By: Rabindra Lamsal, Database Systems and Artificial Intelligence Lab at Jawaharlal Nehru University, New Delhi
During a crisis, many people use Twitter to quickly communicate with friends, family, and even local law enforcement. With so much data being quickly communicated through this public platform, our goal at the Database Systems and Artificial Intelligence Lab at Jawaharlal Nehru University, New Delhi was to design a useful way to classify this information. More specifically, we wanted to develop a disaster response system that could be used to classify crisis-related tweets to various categories such as community needs, loss of life, or damages.
To start, the system needed a way to filter out news-specific tweets related to the particular event. Once that was done, the remaining tweets could either be sent to an appropriate department or the geo-location information could be used to tentatively sketch the critically affected area. This is all done using a deep learning classifier running on the backend of the disaster response system to classify the tweets obtained from the real-time Twitter stream.

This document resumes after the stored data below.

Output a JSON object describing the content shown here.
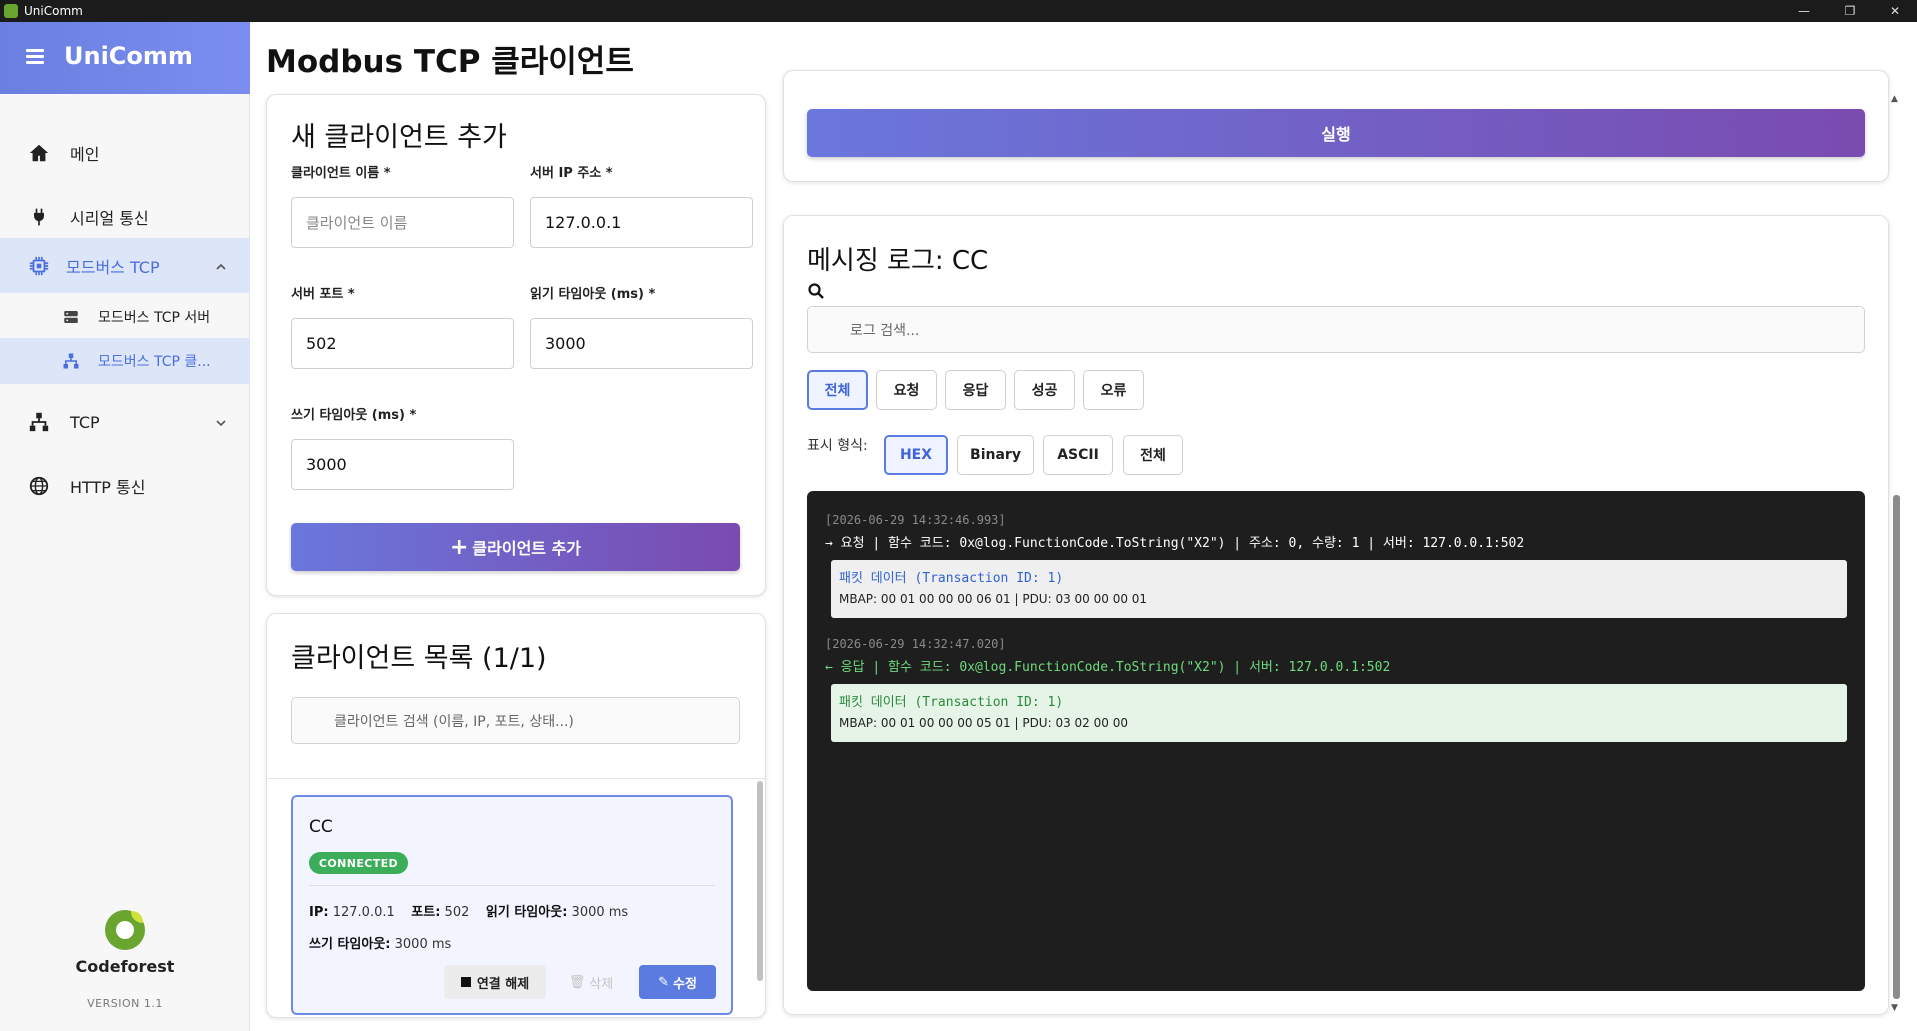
{
  "window": {
    "title": "UniComm"
  },
  "sidebar": {
    "brand": "UniComm",
    "items": [
      {
        "label": "메인"
      },
      {
        "label": "시리얼 통신"
      },
      {
        "label": "모드버스 TCP"
      },
      {
        "label": "모드버스 TCP 서버"
      },
      {
        "label": "모드버스 TCP 클..."
      },
      {
        "label": "TCP"
      },
      {
        "label": "HTTP 통신"
      }
    ],
    "footer_logo": "Codeforest",
    "version": "VERSION 1.1"
  },
  "page": {
    "title": "Modbus TCP 클라이언트"
  },
  "add_client": {
    "title": "새 클라이언트 추가",
    "name_label": "클라이언트 이름 *",
    "name_placeholder": "클라이언트 이름",
    "ip_label": "서버 IP 주소 *",
    "ip_value": "127.0.0.1",
    "port_label": "서버 포트 *",
    "port_value": "502",
    "read_timeout_label": "읽기 타임아웃 (ms) *",
    "read_timeout_value": "3000",
    "write_timeout_label": "쓰기 타임아웃 (ms) *",
    "write_timeout_value": "3000",
    "add_button": "클라이언트 추가"
  },
  "client_list": {
    "title": "클라이언트 목록 (1/1)",
    "search_placeholder": "클라이언트 검색 (이름, IP, 포트, 상태...)",
    "clients": [
      {
        "name": "CC",
        "status": "CONNECTED",
        "ip_label": "IP:",
        "ip": "127.0.0.1",
        "port_label": "포트:",
        "port": "502",
        "read_label": "읽기 타임아웃:",
        "read": "3000 ms",
        "write_label": "쓰기 타임아웃:",
        "write": "3000 ms",
        "disconnect": "연결 해제",
        "delete": "삭제",
        "edit": "수정"
      }
    ]
  },
  "execute": {
    "button": "실행"
  },
  "log": {
    "title": "메시징 로그: CC",
    "search_placeholder": "로그 검색...",
    "filters": [
      "전체",
      "요청",
      "응답",
      "성공",
      "오류"
    ],
    "format_label": "표시 형식:",
    "formats": [
      "HEX",
      "Binary",
      "ASCII",
      "전체"
    ],
    "entries": [
      {
        "timestamp": "[2026-06-29 14:32:46.993]",
        "line": "→ 요청 | 함수 코드: 0x@log.FunctionCode.ToString(\"X2\") | 주소: 0, 수량: 1 | 서버: 127.0.0.1:502",
        "packet_title": "패킷 데이터 (Transaction ID: 1)",
        "packet_data": "MBAP: 00 01 00 00 00 06 01 | PDU: 03 00 00 00 01"
      },
      {
        "timestamp": "[2026-06-29 14:32:47.020]",
        "line": "← 응답 | 함수 코드: 0x@log.FunctionCode.ToString(\"X2\") | 서버: 127.0.0.1:502",
        "packet_title": "패킷 데이터 (Transaction ID: 1)",
        "packet_data": "MBAP: 00 01 00 00 00 05 01 | PDU: 03 02 00 00"
      }
    ]
  },
  "colors": {
    "accent": "#5b7be0",
    "success": "#3cae59",
    "log_bg": "#1e1e1e"
  }
}
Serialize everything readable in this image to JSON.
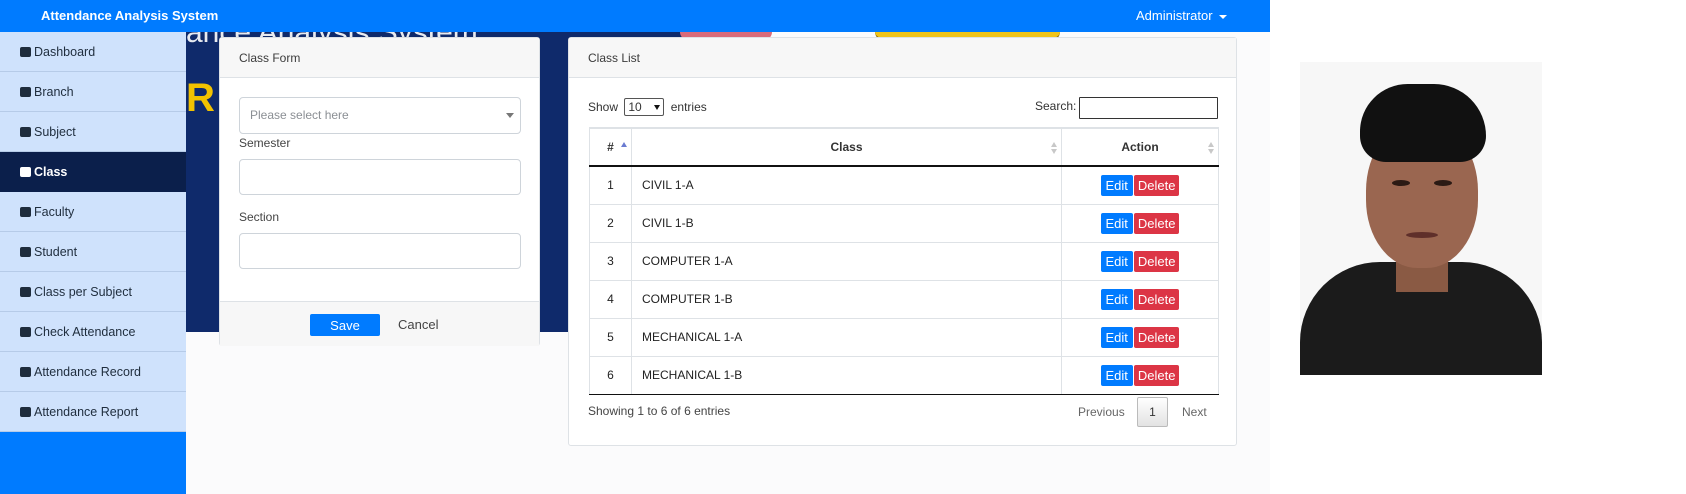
{
  "topbar": {
    "brand": "Attendance Analysis System",
    "user": "Administrator"
  },
  "banner": {
    "text": "ance Analysis System",
    "text2": "R",
    "colors": {
      "navy": "#0f2a6b",
      "gold": "#f2c200"
    }
  },
  "sidebar": {
    "items": [
      {
        "label": "Dashboard",
        "icon": "gauge-icon",
        "active": false
      },
      {
        "label": "Branch",
        "icon": "list-icon",
        "active": false
      },
      {
        "label": "Subject",
        "icon": "book-icon",
        "active": false
      },
      {
        "label": "Class",
        "icon": "table-icon",
        "active": true
      },
      {
        "label": "Faculty",
        "icon": "user-tie-icon",
        "active": false
      },
      {
        "label": "Student",
        "icon": "users-icon",
        "active": false
      },
      {
        "label": "Class per Subject",
        "icon": "users-icon",
        "active": false
      },
      {
        "label": "Check Attendance",
        "icon": "list-check-icon",
        "active": false
      },
      {
        "label": "Attendance Record",
        "icon": "list-check-icon",
        "active": false
      },
      {
        "label": "Attendance Report",
        "icon": "list-check-icon",
        "active": false
      }
    ]
  },
  "form": {
    "title": "Class Form",
    "select_placeholder": "Please select here",
    "semester_label": "Semester",
    "semester_value": "",
    "section_label": "Section",
    "section_value": "",
    "save_label": "Save",
    "cancel_label": "Cancel"
  },
  "list": {
    "title": "Class List",
    "show_prefix": "Show",
    "show_value": "10",
    "show_suffix": "entries",
    "search_label": "Search:",
    "search_value": "",
    "columns": [
      "#",
      "Class",
      "Action"
    ],
    "rows": [
      {
        "num": "1",
        "class": "CIVIL 1-A"
      },
      {
        "num": "2",
        "class": "CIVIL 1-B"
      },
      {
        "num": "3",
        "class": "COMPUTER 1-A"
      },
      {
        "num": "4",
        "class": "COMPUTER 1-B"
      },
      {
        "num": "5",
        "class": "MECHANICAL 1-A"
      },
      {
        "num": "6",
        "class": "MECHANICAL 1-B"
      }
    ],
    "edit_label": "Edit",
    "delete_label": "Delete",
    "info": "Showing 1 to 6 of 6 entries",
    "prev_label": "Previous",
    "page": "1",
    "next_label": "Next"
  },
  "colors": {
    "primary": "#007bff",
    "danger": "#dc3545",
    "sidebar_bg": "#cfe2fc",
    "sidebar_active": "#0b1f4b"
  }
}
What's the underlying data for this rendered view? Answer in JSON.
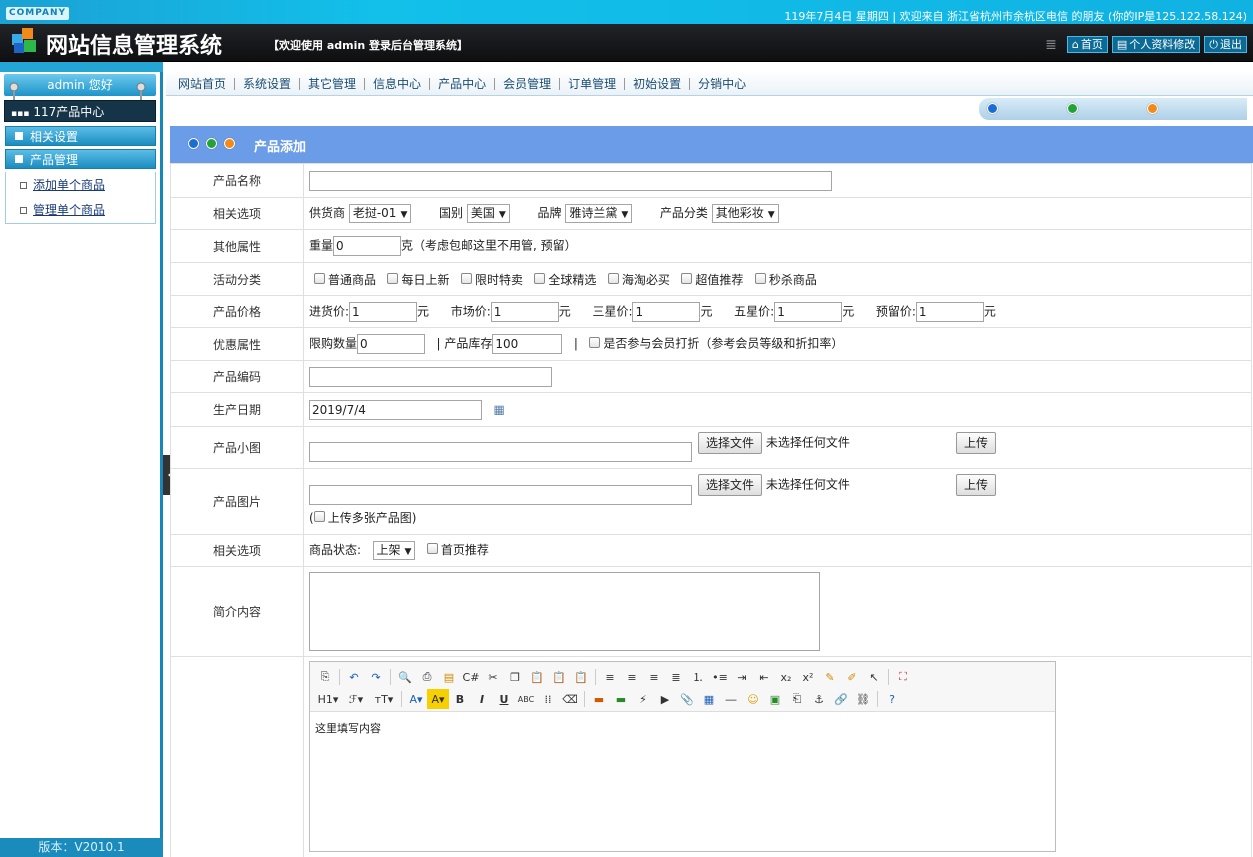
{
  "header": {
    "logo_badge": "COMPANY",
    "info": "119年7月4日  星期四 | 欢迎来自 浙江省杭州市余杭区电信 的朋友 (你的IP是125.122.58.124)",
    "site_title": "网站信息管理系统",
    "welcome": "【欢迎使用 admin 登录后台管理系统】",
    "buttons": {
      "home": "首页",
      "profile": "个人资料修改",
      "logout": "退出"
    }
  },
  "sidebar": {
    "user": "admin 您好",
    "center": "117产品中心",
    "sections": [
      {
        "label": "相关设置"
      },
      {
        "label": "产品管理"
      }
    ],
    "items": [
      {
        "label": "添加单个商品"
      },
      {
        "label": "管理单个商品"
      }
    ],
    "version": "版本：V2010.1"
  },
  "nav": {
    "items": [
      {
        "label": "网站首页"
      },
      {
        "label": "系统设置"
      },
      {
        "label": "其它管理"
      },
      {
        "label": "信息中心"
      },
      {
        "label": "产品中心"
      },
      {
        "label": "会员管理"
      },
      {
        "label": "订单管理"
      },
      {
        "label": "初始设置"
      },
      {
        "label": "分销中心"
      }
    ]
  },
  "colors": {
    "accent_blue": "#1b8bbc",
    "title_bar": "#6a9ce8",
    "dot_blue": "#1a6dd4",
    "dot_green": "#22a33a",
    "dot_orange": "#f28a1a"
  },
  "form": {
    "title": "产品添加",
    "rows": {
      "name": {
        "label": "产品名称",
        "value": ""
      },
      "options": {
        "label": "相关选项",
        "supplier_label": "供货商",
        "supplier_value": "老挝-01",
        "country_label": "国别",
        "country_value": "美国",
        "brand_label": "品牌",
        "brand_value": "雅诗兰黛",
        "category_label": "产品分类",
        "category_value": "其他彩妆"
      },
      "other": {
        "label": "其他属性",
        "weight_label": "重量",
        "weight_value": "0",
        "weight_note": "克（考虑包邮这里不用管, 预留）"
      },
      "activity": {
        "label": "活动分类",
        "options": [
          "普通商品",
          "每日上新",
          "限时特卖",
          "全球精选",
          "海淘必买",
          "超值推荐",
          "秒杀商品"
        ]
      },
      "price": {
        "label": "产品价格",
        "purchase_label": "进货价:",
        "purchase_value": "1",
        "market_label": "市场价:",
        "market_value": "1",
        "three_label": "三星价:",
        "three_value": "1",
        "five_label": "五星价:",
        "five_value": "1",
        "reserve_label": "预留价:",
        "reserve_value": "1",
        "unit": "元"
      },
      "discount": {
        "label": "优惠属性",
        "limit_label": "限购数量",
        "limit_value": "0",
        "sep": "|",
        "stock_label": "产品库存",
        "stock_value": "100",
        "member_label": "是否参与会员打折（参考会员等级和折扣率）"
      },
      "code": {
        "label": "产品编码",
        "value": ""
      },
      "date": {
        "label": "生产日期",
        "value": "2019/7/4"
      },
      "small_image": {
        "label": "产品小图",
        "choose": "选择文件",
        "none": "未选择任何文件",
        "upload": "上传"
      },
      "image": {
        "label": "产品图片",
        "choose": "选择文件",
        "none": "未选择任何文件",
        "upload": "上传",
        "multi_open": "(",
        "multi": "上传多张产品图)"
      },
      "status": {
        "label": "相关选项",
        "state_label": "商品状态:",
        "state_value": "上架",
        "home_label": "首页推荐"
      },
      "intro": {
        "label": "简介内容",
        "value": ""
      },
      "content": {
        "placeholder": "这里填写内容",
        "h1": "H1",
        "font": "ℱ",
        "size": "тT"
      }
    }
  }
}
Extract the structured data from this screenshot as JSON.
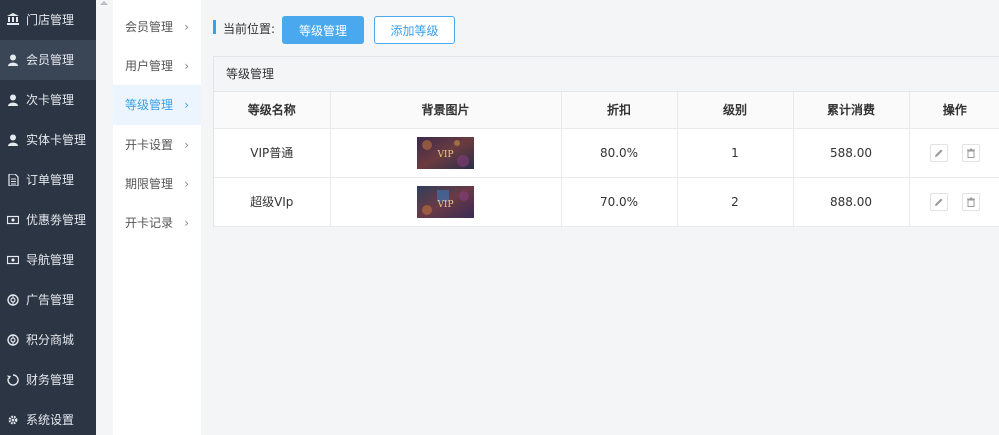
{
  "sidebar": {
    "items": [
      {
        "label": "门店管理",
        "icon": "bank-icon"
      },
      {
        "label": "会员管理",
        "icon": "user-icon"
      },
      {
        "label": "次卡管理",
        "icon": "user-icon"
      },
      {
        "label": "实体卡管理",
        "icon": "user-icon"
      },
      {
        "label": "订单管理",
        "icon": "document-icon"
      },
      {
        "label": "优惠劵管理",
        "icon": "ticket-icon"
      },
      {
        "label": "导航管理",
        "icon": "ticket-icon"
      },
      {
        "label": "广告管理",
        "icon": "lifebuoy-icon"
      },
      {
        "label": "积分商城",
        "icon": "lifebuoy-icon"
      },
      {
        "label": "财务管理",
        "icon": "recycle-icon"
      },
      {
        "label": "系统设置",
        "icon": "gear-icon"
      }
    ]
  },
  "submenu": {
    "items": [
      {
        "label": "会员管理"
      },
      {
        "label": "用户管理"
      },
      {
        "label": "等级管理"
      },
      {
        "label": "开卡设置"
      },
      {
        "label": "期限管理"
      },
      {
        "label": "开卡记录"
      }
    ],
    "chevron": "›"
  },
  "breadcrumb": {
    "label": "当前位置:",
    "current_button": "等级管理",
    "add_button": "添加等级"
  },
  "panel": {
    "title": "等级管理",
    "columns": [
      "等级名称",
      "背景图片",
      "折扣",
      "级别",
      "累计消费",
      "操作"
    ],
    "rows": [
      {
        "name": "VIP普通",
        "thumb_text": "VIP",
        "discount": "80.0%",
        "level": "1",
        "total": "588.00"
      },
      {
        "name": "超级VIp",
        "thumb_text": "VIP",
        "discount": "70.0%",
        "level": "2",
        "total": "888.00"
      }
    ]
  },
  "colors": {
    "accent": "#39a0ec",
    "sidebar_bg": "#2b3543",
    "sidebar_active": "#3a4556"
  }
}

For a year and a half we worked extensively with the variants of Recurrent Neural Networks (RNNs) - Long Short-Term Memory (LSTM) and Gated Recurrent Unit (GRU) - to study their performance as well as their overarching behaviors alongside word embeddings. During this time, we also made 300-Dimensional word vectors for more than half a million Nepali words/phrases available as open-access content from IEEE DataPort.
Evolving our Tweet Analysis to Include Sentiment
We wanted the deep learning model to be able to operate behind any Web application with minimal computing resources. Therefore, as an experiment, we deployed the model as a Web app on a 1GB memory and 1vCPU Microsoft Azure virtual machine. However, this time, the deep learning model was modified to also perform a sentiment analysis of the tweets received from the real-time Twitter stream.
The deployed Web app monitors the real-time Twitter stream for specified keywords and then downloads and stores tweets using those keywords in an SQLite database. For example, in the spring of 2020, we monitored keywords related to the global pandemic including corona, covid-19, coronavirus, or the variants of sars-cov-2.
The SQLite database we created contains three columns – date and time of the tweet, the actual tweet text, and a sentiment score. The LSTM deep network computes the sentiment score of the tweets. It uses a range for the score of -1 to 1, with -1 being the negative, 0 being neutral, and +1 being the positive sentiment score. The re-sampling of the tweets is assisting the Web app in enumerating the sentiment score in a continuous range. After testing various caching and re-sampling methods, the Web app could graph the sentiment scores of around 850,000 tweets in near real time.
Benefits of Hosting Data on the IEEE DataPort Platform
There are three primary reasons we selected the IEEE DataPort platform to host our data. First, the 2TB storage capacity provided to researchers for sharing datasets is impressive. Second, dataset users can directly connect with dataset owners to make specific inquiries. Lastly, dataset owners get a digital object identifier (DOI), and people using the standard/open-access dataset can easily cite the original material if they use it in their research.
Additionally, since IEEE itself backs this platform, researchers will not have a second thought about using the materials available here. I primarily work on applied machine learning research; therefore, I prefer having a centralized platform like IEEE DataPort for easily accessing standard datasets. Finally, I firmly believe that the name "IEEE" enables people to remain genuine in sharing the datasets they've created for pushing the limits of research being carried out in the field of machine intelligence.
The data from the research conducted by Rabindra Lamsal won both the Spring 2019 and Spring 2020 IEEE DataPort Data Competitions.